I recently wrote a post about trust. After writing that post and reading the comments left by a few visitors, I began to think about the implications of “building” trust and “earning” trust.
From a comment left by reader, Dr. Douglas Green:
You build trust slowly, but you can lose it all at once. I like the metaphor of the brick wall that you build one brick at a time. The wall can be knocked down with one blow from a wrecking ball. The wrecking ball in the case of trust is most likely a lie or doing something you said you weren't going to do. You can add bricks by doing unexpected acts of kindness.
I like Dr. Green’s metaphor of building a brick wall. Even if we recognize that walls are usually built to “keep people out” and trust is built to “encourage people to come in”, the key element in the metaphor is not the WALL, but the BUILDING of the wall. In my mind, the act of building has social implications. Building is obvious, exposed, and visible. The benefit of building something is, generally, based on external measures such as how well others accept and appreciate the item built. Sure, one gets a great deal of individual satisfaction from putting something together, but public validation of your efforts is also important.

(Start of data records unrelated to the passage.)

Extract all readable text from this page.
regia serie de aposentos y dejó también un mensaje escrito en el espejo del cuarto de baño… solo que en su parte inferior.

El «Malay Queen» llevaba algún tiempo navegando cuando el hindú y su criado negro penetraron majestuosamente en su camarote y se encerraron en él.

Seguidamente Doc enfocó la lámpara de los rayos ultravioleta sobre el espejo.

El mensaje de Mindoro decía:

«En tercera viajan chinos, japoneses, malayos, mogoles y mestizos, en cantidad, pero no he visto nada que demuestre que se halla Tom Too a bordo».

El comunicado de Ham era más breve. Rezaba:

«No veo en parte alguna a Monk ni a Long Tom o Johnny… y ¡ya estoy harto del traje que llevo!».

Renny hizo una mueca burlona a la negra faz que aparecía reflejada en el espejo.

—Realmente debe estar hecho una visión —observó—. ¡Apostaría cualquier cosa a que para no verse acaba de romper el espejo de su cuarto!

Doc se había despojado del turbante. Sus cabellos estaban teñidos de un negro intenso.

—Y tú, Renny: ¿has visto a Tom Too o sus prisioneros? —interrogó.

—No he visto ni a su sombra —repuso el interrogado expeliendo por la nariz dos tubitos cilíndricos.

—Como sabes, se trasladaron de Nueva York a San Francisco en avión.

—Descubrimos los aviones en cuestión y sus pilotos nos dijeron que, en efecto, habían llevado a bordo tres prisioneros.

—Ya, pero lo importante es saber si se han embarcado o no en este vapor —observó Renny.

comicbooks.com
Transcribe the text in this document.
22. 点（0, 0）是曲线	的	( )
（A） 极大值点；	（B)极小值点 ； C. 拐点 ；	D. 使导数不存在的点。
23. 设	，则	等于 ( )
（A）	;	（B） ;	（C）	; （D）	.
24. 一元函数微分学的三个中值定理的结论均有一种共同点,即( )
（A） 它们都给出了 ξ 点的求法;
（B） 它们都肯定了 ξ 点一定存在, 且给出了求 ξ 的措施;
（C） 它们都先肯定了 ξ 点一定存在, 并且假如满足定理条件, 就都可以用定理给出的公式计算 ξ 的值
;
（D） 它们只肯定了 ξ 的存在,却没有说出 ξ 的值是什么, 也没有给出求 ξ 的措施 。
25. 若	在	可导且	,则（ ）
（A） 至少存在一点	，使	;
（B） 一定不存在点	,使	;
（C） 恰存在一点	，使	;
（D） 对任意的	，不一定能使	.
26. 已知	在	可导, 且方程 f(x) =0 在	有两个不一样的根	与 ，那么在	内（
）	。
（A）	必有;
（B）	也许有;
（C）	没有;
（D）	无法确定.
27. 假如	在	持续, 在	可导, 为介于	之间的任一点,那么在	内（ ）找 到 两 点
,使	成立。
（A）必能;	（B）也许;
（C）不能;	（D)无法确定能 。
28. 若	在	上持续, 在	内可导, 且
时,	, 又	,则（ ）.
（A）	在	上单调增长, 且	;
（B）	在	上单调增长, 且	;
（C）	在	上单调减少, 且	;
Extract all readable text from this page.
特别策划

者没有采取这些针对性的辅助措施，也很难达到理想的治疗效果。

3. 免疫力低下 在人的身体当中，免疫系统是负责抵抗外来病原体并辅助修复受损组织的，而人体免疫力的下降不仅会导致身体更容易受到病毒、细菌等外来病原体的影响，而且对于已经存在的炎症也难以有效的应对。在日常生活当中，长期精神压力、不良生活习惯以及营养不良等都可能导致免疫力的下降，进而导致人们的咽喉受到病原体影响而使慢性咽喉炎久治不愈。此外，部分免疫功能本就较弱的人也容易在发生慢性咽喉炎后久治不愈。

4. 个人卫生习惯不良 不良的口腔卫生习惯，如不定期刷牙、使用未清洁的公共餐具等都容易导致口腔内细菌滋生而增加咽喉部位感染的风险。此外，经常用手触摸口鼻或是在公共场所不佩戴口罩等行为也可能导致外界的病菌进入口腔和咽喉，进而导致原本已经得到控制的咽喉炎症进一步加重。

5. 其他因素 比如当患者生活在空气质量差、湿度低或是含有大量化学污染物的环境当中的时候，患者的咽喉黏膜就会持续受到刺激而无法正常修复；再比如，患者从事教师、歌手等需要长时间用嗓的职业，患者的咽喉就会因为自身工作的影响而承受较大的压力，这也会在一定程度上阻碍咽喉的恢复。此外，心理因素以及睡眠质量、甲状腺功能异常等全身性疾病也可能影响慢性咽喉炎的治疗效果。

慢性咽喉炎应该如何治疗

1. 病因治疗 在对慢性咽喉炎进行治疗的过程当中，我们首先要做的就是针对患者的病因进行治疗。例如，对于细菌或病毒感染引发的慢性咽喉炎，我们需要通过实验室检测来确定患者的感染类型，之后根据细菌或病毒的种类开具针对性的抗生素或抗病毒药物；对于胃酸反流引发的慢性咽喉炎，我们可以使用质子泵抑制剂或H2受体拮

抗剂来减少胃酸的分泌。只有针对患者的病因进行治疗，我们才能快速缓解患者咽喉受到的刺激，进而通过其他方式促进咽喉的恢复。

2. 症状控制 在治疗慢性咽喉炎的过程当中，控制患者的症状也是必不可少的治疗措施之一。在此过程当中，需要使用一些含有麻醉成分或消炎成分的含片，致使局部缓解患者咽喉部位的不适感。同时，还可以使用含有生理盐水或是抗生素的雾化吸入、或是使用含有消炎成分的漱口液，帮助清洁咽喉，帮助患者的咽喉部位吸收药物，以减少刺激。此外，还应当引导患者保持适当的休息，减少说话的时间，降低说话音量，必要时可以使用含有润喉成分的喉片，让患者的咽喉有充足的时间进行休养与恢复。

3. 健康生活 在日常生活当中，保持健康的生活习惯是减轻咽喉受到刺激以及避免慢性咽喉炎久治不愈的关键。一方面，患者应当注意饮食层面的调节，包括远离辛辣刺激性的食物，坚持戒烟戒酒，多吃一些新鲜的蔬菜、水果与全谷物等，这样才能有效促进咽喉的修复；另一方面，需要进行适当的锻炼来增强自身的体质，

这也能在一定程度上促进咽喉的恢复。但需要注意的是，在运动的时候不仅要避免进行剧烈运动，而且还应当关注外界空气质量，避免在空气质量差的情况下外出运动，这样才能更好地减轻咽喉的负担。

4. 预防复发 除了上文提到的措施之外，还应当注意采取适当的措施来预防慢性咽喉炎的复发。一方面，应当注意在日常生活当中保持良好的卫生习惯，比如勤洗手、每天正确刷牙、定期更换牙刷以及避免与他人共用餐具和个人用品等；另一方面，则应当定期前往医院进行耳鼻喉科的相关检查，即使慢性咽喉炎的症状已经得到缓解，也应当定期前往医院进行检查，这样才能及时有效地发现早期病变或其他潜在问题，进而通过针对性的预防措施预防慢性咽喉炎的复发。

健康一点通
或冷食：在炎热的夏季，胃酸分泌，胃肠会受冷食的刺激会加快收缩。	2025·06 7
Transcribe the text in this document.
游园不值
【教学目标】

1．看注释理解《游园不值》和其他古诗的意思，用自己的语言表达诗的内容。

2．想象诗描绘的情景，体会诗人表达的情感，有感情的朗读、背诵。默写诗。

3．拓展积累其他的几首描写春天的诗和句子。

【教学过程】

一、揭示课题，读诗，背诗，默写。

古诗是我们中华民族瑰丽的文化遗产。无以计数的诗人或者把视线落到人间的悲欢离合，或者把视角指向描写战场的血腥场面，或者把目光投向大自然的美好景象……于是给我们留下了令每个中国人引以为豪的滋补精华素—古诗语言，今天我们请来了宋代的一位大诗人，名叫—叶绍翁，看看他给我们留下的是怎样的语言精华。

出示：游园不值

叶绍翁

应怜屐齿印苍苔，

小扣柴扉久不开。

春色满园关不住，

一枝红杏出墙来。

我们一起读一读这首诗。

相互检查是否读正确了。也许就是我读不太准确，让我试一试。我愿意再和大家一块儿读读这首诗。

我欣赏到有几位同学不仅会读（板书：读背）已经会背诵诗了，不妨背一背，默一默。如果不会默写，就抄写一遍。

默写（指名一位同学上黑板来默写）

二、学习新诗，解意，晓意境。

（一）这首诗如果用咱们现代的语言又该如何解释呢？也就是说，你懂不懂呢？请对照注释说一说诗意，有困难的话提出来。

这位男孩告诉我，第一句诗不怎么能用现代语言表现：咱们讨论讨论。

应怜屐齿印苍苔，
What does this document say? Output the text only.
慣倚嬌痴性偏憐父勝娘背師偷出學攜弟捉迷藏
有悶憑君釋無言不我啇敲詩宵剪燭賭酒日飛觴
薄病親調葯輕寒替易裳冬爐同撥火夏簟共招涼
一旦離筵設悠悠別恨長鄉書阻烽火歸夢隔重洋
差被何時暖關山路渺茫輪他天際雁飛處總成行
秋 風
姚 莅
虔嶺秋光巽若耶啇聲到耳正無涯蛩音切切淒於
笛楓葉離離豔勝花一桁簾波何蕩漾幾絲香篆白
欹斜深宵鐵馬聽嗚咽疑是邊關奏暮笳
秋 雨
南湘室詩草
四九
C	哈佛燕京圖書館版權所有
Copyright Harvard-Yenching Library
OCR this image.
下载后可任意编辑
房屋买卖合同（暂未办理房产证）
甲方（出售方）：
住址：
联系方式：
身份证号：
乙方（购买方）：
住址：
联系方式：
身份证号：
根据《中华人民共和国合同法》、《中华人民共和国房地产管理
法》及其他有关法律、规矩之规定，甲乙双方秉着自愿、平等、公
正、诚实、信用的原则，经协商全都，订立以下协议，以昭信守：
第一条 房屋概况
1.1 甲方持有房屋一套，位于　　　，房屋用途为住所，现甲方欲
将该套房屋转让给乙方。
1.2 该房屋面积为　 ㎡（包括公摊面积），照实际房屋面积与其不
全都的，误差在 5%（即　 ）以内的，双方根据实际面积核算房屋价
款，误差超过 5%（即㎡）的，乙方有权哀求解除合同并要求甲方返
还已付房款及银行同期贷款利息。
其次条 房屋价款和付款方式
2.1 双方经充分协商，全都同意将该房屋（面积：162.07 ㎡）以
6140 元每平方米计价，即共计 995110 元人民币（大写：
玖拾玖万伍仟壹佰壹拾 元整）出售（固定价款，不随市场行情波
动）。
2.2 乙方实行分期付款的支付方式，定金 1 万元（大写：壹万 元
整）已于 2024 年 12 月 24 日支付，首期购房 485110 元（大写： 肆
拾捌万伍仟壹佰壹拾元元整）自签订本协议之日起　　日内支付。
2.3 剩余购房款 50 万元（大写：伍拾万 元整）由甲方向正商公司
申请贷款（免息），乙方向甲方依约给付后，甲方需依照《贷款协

For example, I built this blog. I get a great deal of satisfaction from writing these posts and sharing them. Even if nobody reads my blog, I will still get satisfaction from doing this. On the other hand, knowing that people are reading it and are taking something away from my thoughts adds to the satisfaction and enjoyment I get from sharing. The public validation is encouraging and valued.
Building also implies a less obvious end-game. Building can, theoretically, never end. In thinking about trust, viewing it as a building process keeps one focused on maintaining the trust built as well as looking for new opportunities to strengthen your “trust foundation.”
A slightly different image develops for me when I think about earning trust. It implies that trust does not exist on the front end and requires individual effort. In other words, earning trust is less a social activity and more individual. Something earned is less obvious, unless you are given some token.
For example, I earn a living. As a result, I get a paycheck and can pay bills (not much left after that). Another example may be that your child plays on a baseball team. That team wins the championship. The team earns a trophy for their season; they didn’t build the trophy. It was given to them for their work, but once given the “social contract” between the two parties concludes. The game ends. Wining more games is not necessary because the season is over.
Implications for school leaders
Trust is a vital element to your leadership effectiveness. If you are observing a trust issue developing at your school, you may want to examine the issue from two angles:
- Are we “building” trust?
- Are we “earning” trust?
Your answer may provide an insight into how to move forward with leading your school.